Say goodbye to CoTweet. As of February 15, the free version will no longer be offered. Free customers will be given a chance to transition to ExactTarget’s new Social Engage product that is essentially an improved version of CoTweet’s enterprise product, but they’ll eventually have to pay for it. And frankly, they should have to. The innovation and integration with ExactTarget’s long-standing excellent email suite isn’t something the company should give away.
And it’s not something they have to. ET supplies email marketing and (now) social media management solutions to thousands of customers worldwide. There’s a barrier to entry from a price perspective that lies generally just north of what most small businesses can really afford. But that is to be expected from technology companies, especially those rooted in Silicon Valley (which CoTweet was, but ExactTarget wasn’t. ET is headquartered in Indianapolis and was co-founded by my friend Chris Baggott, now Chairman of Compendium.)
Still, CoTweet’s lifecycle is what we have to expect from technology companies. It goes like this:
- Start free to gain users.
- Reach critical mass and start charging, but leave a bare bones free product so you don’t alienate anyone.
- Begin focusing on enterprise companies that have more money to spend on your service than small businesses.
- Get acquired.
- Phase out the free so it doesn’t continue to distract your money-making ability.
It’s good business, even if it hurts small business. But Silicon Valley, and technology/software companies in other similarly labeled cradles of the world, don’t much care about small businesses. No one ever got rich helping the little people.

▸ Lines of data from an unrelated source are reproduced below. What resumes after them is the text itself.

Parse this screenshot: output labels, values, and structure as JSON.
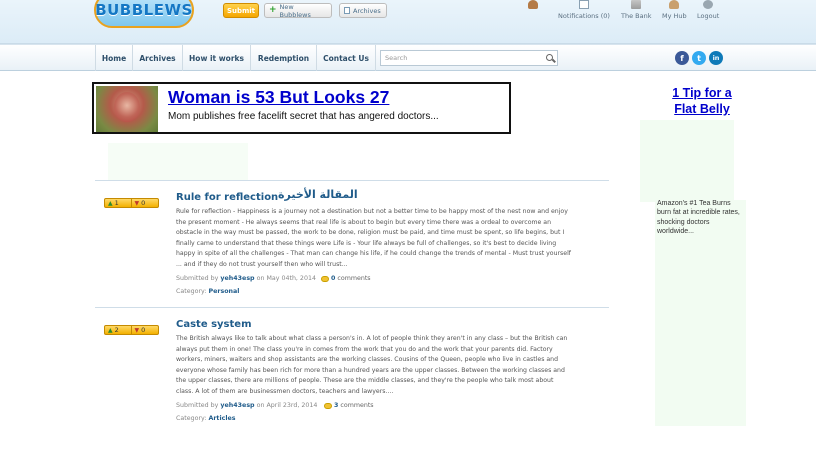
{
  "header": {
    "logo_text": "BUBBLEWS",
    "submit_label": "Submit",
    "new_bubblews_label": "New Bubblews",
    "archives_label": "Archives",
    "notifications_label": "Notifications (0)",
    "bank_label": "The Bank",
    "hub_label": "My Hub",
    "logout_label": "Logout"
  },
  "nav": {
    "items": [
      "Home",
      "Archives",
      "How it works",
      "Redemption",
      "Contact Us"
    ],
    "search_placeholder": "Search",
    "social": {
      "facebook": "f",
      "twitter": "t",
      "linkedin": "in"
    }
  },
  "ad": {
    "title": "Woman is 53 But Looks 27",
    "subtitle": "Mom publishes free facelift secret that has angered doctors..."
  },
  "sidebar_ad": {
    "title": "1 Tip for a Flat Belly",
    "text": "Amazon's #1 Tea Burns burn fat at incredible rates, shocking doctors worldwide..."
  },
  "posts": [
    {
      "up_votes": "1",
      "down_votes": "0",
      "title": "Rule for reflection",
      "title_arabic": "المقالة الأخيرة",
      "body": "Rule for reflection - Happiness is a journey not a destination but not a better time to be happy most of the nest now and enjoy the present moment - He always seems that real life is about to begin but every time there was a ordeal to overcome an obstacle in the way must be passed, the work to be done, religion must be paid, and time must be spent, so life begins, but I finally came to understand that these things were Life is - Your life always be full of challenges, so it's best to decide living happy in spite of all the challenges - That man can change his life, if he could change the trends of mental - Must trust yourself ... and if they do not trust yourself then who will trust...",
      "submitted_prefix": "Submitted by",
      "author": "yeh43esp",
      "date": "on May 04th, 2014",
      "comment_count": "0",
      "comment_label": "comments",
      "category_label": "Category:",
      "category": "Personal"
    },
    {
      "up_votes": "2",
      "down_votes": "0",
      "title": "Caste system",
      "body": "The British always like to talk about what class a person's in. A lot of people think they aren't in any class – but the British can always put them in one! The class you're in comes from the work that you do and the work that your parents did. Factory workers, miners, waiters and shop assistants are the working classes. Cousins of the Queen, people who live in castles and everyone whose family has been rich for more than a hundred years are the upper classes. Between the working classes and the upper classes, there are millions of people. These are the middle classes, and they're the people who talk most about class. A lot of them are businessmen doctors, teachers and lawyers....",
      "submitted_prefix": "Submitted by",
      "author": "yeh43esp",
      "date": "on April 23rd, 2014",
      "comment_count": "3",
      "comment_label": "comments",
      "category_label": "Category:",
      "category": "Articles"
    }
  ]
}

Mind you, this isn’t a criticism of ExactTarget. It’s a lamenting of the state of our world. I spoke with CoTweet co-founder and CEO Jesse Engle last week about the move. Jesse is one of a handful of technology executives who will occasionally call and fill me in on things. I’ve always appreciated that. We’ve talked about a variety of things over the last year or so, some CoTweet/ET related and others not. Jesse is a really good dude who wouldn’t turn his back on anyone. He’s also a damn fine businessman. Which is why CoTweet is being retired.
It’s sad, but it’s business. Jesse and his cohorts are doing the right thing. The freemium social media engagement tool marketplace is saturated and if ExactTarget can’t continue to service the free product to keep it competitive, why waste people’s time?

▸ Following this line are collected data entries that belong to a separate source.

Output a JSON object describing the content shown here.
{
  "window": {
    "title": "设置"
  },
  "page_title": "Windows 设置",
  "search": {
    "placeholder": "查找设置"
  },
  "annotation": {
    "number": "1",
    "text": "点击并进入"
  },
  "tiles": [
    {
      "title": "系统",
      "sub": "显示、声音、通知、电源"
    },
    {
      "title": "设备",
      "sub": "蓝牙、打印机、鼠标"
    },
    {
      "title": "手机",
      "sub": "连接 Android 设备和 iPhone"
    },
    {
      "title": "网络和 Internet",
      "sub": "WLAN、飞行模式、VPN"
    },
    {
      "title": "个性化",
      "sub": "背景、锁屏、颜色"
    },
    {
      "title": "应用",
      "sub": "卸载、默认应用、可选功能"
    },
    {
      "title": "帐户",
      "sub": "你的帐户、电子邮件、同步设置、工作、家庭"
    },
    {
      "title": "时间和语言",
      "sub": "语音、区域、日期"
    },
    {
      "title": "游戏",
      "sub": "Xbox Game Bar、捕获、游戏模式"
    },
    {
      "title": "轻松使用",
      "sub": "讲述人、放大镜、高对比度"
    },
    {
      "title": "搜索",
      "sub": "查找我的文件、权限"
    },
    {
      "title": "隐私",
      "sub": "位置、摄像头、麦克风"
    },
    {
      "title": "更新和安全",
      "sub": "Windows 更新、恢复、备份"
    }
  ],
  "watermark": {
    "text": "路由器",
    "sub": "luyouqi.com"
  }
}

This will continue to happen to the platforms we love so. None of them really focus on small businesses. And if they do, they soon won’t. They’re all going after enterprise clients. That’s where the money is. Get a wad of them and you can get acquired. Get acquired and you can cash out, sit on a beach and plot your next company.
For more than a year, from 2009 through much of 2010, I had a great relationship with PostRank. They even volunteered to help me produce some of the most popular posts in the history of this website — rankings of the top blogs on various platforms. When I reached out to them after their acquisition by Google to perhaps refresh the lists, I was politely told they don’t focus their resources on that type of work any more.
uBerVu is one of the latest companies to pivot toward the alleged greener pastures. The upstart social media monitoring company was lauded by many, including me, for finally offering a social media monitoring solution that wasn’t hundreds of dollars per month. In the fall, they reorganized, refocused and are now hundreds of dollars per month.
As a business person, I don’t blame them. I understand.
But I hate it.
No one’s watching out for the little guy anymore. It’s a rush to acquisition, then increased revenues and cash outs. And to technology companies, small business isn’t good business. I worry that’s going to leave 97 percent of the world’s entrepreneurs and business owners out in the cold.
Even the handful of angel investors and venture capitalists I’ve talked to about the problem shrug it off. You don’t get rich helping little people. (If you have a soft spot in your heart for small businesses and have some money to invest, we should talk.)
Maybe one day I’ll be in a position to do something about it. In all likelihood I won’t. Doesn’t mean it won’t bug me as, one-by-one, our favorite free tools are set to pasture.